Москва / Modern Moscow. История культуры в рассказах и диалогах (Волков) - страница 181

Жизнь Гилельса облегчалась. Но бесплатный сыр, как известно, можно найти только в мышеловке. За все надо было платить. Гилельса немедленно начала использовать государственная пропагандистская машина. Его объявили образцовым представителем “советского исполнительского стиля”.

Вот несколько примеров из рецензий и откликов на выступления Гилельса, появившихся в 1930-е в ведущих советских газетах: “…поразительная цельность натуры, не знающей рефлексии, простота и ясность мышления… несгибающаяся воля… бьющая через край энергия… огромный размах, смелость… железная выдержка…”

Перечисленные качества молодого пианиста совпадали с приметами идеального “нового советского человека”. При этом особо подчеркивалось позитивное воздействие игры Гилельса на публику: “Активность аудитории после прослушивания Гилельса поразительна: всюду радостные улыбки, приподнятость, точно виртуоз научил двухтысячный коллектив действовать по-новому, вселил ему бодрость, радость жизни”[126].

Можно себе представить, как удовлетворенно хмыкал в усы Сталин, читая эти и им подобные описания в газетах (а диктатор, как известно, внимательно следил за текущей прессой). Да, он не ошибся, поддержав юное дарование! С этой поры Гилельс стал любимым пианистом Сталина.

В тогдашнем Советском Союзе, где уже пышным цветом расцвело то, что позднее будет названо культом личности Сталина, это было, конечно, неслыханной честью. Но это также налагало на молодого Гилельса жесткие обязательства. Его превращали в государственный “пропагандистский аксессуар”.

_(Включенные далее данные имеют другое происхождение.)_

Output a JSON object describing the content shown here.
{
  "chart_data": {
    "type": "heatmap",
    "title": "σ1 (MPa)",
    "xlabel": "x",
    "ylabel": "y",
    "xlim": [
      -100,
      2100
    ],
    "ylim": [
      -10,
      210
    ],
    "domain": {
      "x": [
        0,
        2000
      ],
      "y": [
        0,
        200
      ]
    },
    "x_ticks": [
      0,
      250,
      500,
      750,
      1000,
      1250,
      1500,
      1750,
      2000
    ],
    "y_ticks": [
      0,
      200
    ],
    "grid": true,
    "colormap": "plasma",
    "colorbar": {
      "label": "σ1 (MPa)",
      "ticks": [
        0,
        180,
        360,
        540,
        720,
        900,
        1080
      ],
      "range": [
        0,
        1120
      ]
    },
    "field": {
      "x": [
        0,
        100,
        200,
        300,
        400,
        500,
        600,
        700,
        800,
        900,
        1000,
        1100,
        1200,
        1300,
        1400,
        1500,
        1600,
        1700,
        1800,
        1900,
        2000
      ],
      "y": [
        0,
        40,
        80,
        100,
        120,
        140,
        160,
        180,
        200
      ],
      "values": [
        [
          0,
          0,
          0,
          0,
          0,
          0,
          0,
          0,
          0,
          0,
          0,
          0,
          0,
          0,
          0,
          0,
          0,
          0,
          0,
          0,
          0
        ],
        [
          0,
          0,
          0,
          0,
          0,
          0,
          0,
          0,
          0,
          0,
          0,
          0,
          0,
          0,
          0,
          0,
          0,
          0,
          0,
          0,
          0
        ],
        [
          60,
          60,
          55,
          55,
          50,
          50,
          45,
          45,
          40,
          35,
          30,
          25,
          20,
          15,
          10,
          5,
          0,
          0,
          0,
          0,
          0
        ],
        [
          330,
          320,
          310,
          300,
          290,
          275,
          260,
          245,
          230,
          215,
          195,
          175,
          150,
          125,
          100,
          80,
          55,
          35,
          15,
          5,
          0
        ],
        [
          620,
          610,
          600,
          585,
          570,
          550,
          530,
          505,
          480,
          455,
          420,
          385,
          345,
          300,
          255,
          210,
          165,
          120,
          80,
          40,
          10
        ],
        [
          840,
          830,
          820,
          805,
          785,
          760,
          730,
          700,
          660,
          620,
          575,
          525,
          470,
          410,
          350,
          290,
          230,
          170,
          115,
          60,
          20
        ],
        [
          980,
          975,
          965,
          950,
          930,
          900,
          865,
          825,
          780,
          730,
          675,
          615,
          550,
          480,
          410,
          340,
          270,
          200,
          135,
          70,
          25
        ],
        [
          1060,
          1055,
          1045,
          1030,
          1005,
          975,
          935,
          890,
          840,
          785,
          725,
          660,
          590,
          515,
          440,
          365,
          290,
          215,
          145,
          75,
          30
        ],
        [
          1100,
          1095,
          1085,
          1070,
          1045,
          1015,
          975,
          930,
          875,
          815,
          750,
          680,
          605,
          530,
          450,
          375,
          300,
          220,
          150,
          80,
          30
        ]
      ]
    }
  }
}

Об этом вспоминал позднее сам Гилельс. Он написал о том, как в 1938 году был вызван в Кремль, когда там чествовали группу вернувшихся в Москву исследователей Северного полюса. Вокруг их экспедиции была поднята большая шумиха, и Сталин присвоил им звания Героев Советского Союза. Гилельс играл на приеме в честь полярников.

“Не успел я приблизиться к роялю, – пишет Гилельс, – как товарищ Сталин, встав из-за стола, подошел вплотную к эстраде и начал мне аплодировать. Затем, постучав о бокал ножом, он сам водворил тишину в зале. Это внимание, эта ласка вождя меня несказанно обрадовали. В тот вечер с небывалым подъемом и воодушевлением играл я страстную музыку Скрябина и Листа”[127].

Текст Гилельса, предназначавшийся для публикации в официальной прессе (и не увидевший в свое время света по неизвестной причине), носит, безусловно, ритуальный характер и типичен для сталинской эпохи. Для нас он примечателен в первую очередь тем, что позиционирует молодого пианиста в советской культурной иерархии 1930-х годов.